Irgendwann verschwand auch die alteingesessene Frieslandbank.
Zuiderbollwerk
1970
Dann
war auch der Fischhändler weg, der ein Fischer war. Er öffnete,
wann er wollte, stand vor der Ladentür, rauchte und verteilte frisch
gefangenen Matjes, wie es ihm Spaß machte.
Ich
weiß, wie früher, in den Sechziger Jahren, noch Lastkähne
anlegten. Wie sie verschwanden, wie immer mehr Anleger für die
Segeljachten und Motorboote der Touristen entstanden. Wie die
Touristen das Stadtbild bestimmten, wie nach und nach Kneipen
verschwanden, wie Dokkum eine feine Stadt für die Besucher wurde. Am
Diepswal sind heute Terrassen ins Wasser gebaut, die bewirtschaftet
werden.
Ich weiß noch, dass früher selbst im kleinsten Haus eine
Kaminumrandung eingebaut war. Auch wenn es keine Feuerstelle gab,
sondern in der Vertiefung ein einfacher Ofen stand. In dem ehemaligen
Knechtshaus in Ee war der Kaminsims und die Verkleidung bis zur Decke
aus Holz sehr einfach gezimmert und angestrichen. Der schmale Ofen
zog nie gut, hat aber viele Jahre das vom Strand gesammelte Holz
verbrannt und die Stube gewärmt. Nach zwanzig Jahren und dem Einbau
einer Heizung wurde der Vorbau abgeschlagen und ein Sofa nahm den
Platz ein.
Schade war es darum, ebenso wie noch viel früher um die
Schrankbetten der beiden Knechte. Daraus wurden eine Dusche und ein
kleiner Arbeitsplatz. So geht das mit dem Fortschritt. Auch bei mir.
Die Geschichte hat manchmal komische Augenblicke und werden sie dann
fotografiert, kann ein Lächeln entstehen aus der Trennung zwischen
dem Wissen um Zeitenläufe, Moden und dem, was auf dem Bild
geschieht. Denn Geschichte ist mehr als die Zeit, in der ich noch
nicht auf der Welt war oder noch nicht die Welt wahrnahm.

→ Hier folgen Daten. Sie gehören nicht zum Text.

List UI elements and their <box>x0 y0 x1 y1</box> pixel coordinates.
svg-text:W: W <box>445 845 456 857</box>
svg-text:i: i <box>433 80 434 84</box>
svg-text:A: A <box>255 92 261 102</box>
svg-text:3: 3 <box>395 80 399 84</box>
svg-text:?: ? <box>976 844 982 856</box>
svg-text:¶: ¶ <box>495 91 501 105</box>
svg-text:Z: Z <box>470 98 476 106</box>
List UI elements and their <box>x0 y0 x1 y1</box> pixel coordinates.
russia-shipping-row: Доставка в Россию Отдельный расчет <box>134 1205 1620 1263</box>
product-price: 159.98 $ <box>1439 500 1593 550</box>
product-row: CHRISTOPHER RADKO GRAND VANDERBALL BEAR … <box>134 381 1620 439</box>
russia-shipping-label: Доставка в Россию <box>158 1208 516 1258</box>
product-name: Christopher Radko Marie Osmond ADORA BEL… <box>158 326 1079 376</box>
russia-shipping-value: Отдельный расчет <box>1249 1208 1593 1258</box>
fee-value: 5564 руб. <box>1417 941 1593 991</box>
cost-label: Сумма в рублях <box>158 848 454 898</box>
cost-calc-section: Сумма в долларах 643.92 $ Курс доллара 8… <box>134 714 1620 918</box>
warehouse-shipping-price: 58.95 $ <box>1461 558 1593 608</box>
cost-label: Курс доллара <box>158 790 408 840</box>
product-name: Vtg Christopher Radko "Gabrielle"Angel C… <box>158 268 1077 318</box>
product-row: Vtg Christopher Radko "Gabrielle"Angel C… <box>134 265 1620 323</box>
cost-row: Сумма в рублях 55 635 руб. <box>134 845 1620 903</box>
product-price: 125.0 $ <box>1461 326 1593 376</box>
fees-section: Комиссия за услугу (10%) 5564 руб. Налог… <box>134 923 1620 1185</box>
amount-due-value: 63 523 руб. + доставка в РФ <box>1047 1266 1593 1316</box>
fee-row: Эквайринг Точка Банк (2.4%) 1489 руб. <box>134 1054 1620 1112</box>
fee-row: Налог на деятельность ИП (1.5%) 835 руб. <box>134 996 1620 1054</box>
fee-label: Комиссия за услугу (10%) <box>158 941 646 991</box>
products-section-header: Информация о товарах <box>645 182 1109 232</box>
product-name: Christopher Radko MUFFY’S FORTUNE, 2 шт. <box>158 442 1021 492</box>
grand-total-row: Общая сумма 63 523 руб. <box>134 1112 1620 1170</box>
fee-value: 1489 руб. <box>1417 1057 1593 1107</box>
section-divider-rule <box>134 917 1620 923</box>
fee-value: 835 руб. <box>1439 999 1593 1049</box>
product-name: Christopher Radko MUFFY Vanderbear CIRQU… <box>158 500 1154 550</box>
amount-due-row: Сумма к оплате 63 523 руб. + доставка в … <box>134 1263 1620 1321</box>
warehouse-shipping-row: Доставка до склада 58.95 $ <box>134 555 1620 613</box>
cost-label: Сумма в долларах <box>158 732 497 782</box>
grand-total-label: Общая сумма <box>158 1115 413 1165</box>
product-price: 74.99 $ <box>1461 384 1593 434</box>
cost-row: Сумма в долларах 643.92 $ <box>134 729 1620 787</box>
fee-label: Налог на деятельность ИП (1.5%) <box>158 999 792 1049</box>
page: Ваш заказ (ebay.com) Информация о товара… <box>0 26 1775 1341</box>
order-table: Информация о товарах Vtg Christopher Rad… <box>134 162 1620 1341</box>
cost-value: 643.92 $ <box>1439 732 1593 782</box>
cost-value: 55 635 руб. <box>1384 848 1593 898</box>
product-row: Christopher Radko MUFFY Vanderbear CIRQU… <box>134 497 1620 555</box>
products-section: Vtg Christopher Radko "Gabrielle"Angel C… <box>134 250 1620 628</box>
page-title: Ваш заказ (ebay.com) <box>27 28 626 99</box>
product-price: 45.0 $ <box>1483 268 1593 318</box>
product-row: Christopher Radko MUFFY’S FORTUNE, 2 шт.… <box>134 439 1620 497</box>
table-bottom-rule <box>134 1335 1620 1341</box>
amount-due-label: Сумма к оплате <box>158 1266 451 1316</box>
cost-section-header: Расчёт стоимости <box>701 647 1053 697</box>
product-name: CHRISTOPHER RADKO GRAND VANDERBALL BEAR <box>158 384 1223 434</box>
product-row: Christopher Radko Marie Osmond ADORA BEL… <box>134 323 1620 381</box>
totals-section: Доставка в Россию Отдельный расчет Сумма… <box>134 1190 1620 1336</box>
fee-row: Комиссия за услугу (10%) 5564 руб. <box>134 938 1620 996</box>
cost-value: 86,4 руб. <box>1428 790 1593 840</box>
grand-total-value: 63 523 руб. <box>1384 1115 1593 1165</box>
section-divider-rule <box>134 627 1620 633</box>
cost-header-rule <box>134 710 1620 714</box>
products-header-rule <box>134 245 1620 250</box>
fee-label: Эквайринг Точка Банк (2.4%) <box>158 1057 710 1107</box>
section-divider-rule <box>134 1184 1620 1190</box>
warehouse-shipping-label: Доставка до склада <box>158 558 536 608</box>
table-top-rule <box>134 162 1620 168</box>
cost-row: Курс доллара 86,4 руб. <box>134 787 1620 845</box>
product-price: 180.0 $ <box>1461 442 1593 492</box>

Die
Fotografien schließen nicht nur aus, sie verbinden, wenn ich eine
Linie ziehe zwischen dem, was ich sehe und dem, was ich weiß. Wenn
ich die Trennung annehme und nichts besser wissen will.
Als in Dokkum der erste Selbstbedienungsladen eröffnet wurde,
standen die Leute Schlange.
Wenn der Himmel sich in den Wellen und auf dem Meeresboden spiegelt,
ist das Denken leichter. Meist aber ist der Himmel über mir gewölbt,
dann bleibt das Denken anstrengend. Erfinden ist leichter, aber
manchmal will ich das Denken aushalten und auch das Betrachten alter
Fotografien, die die Grenzlinien aufzeigen.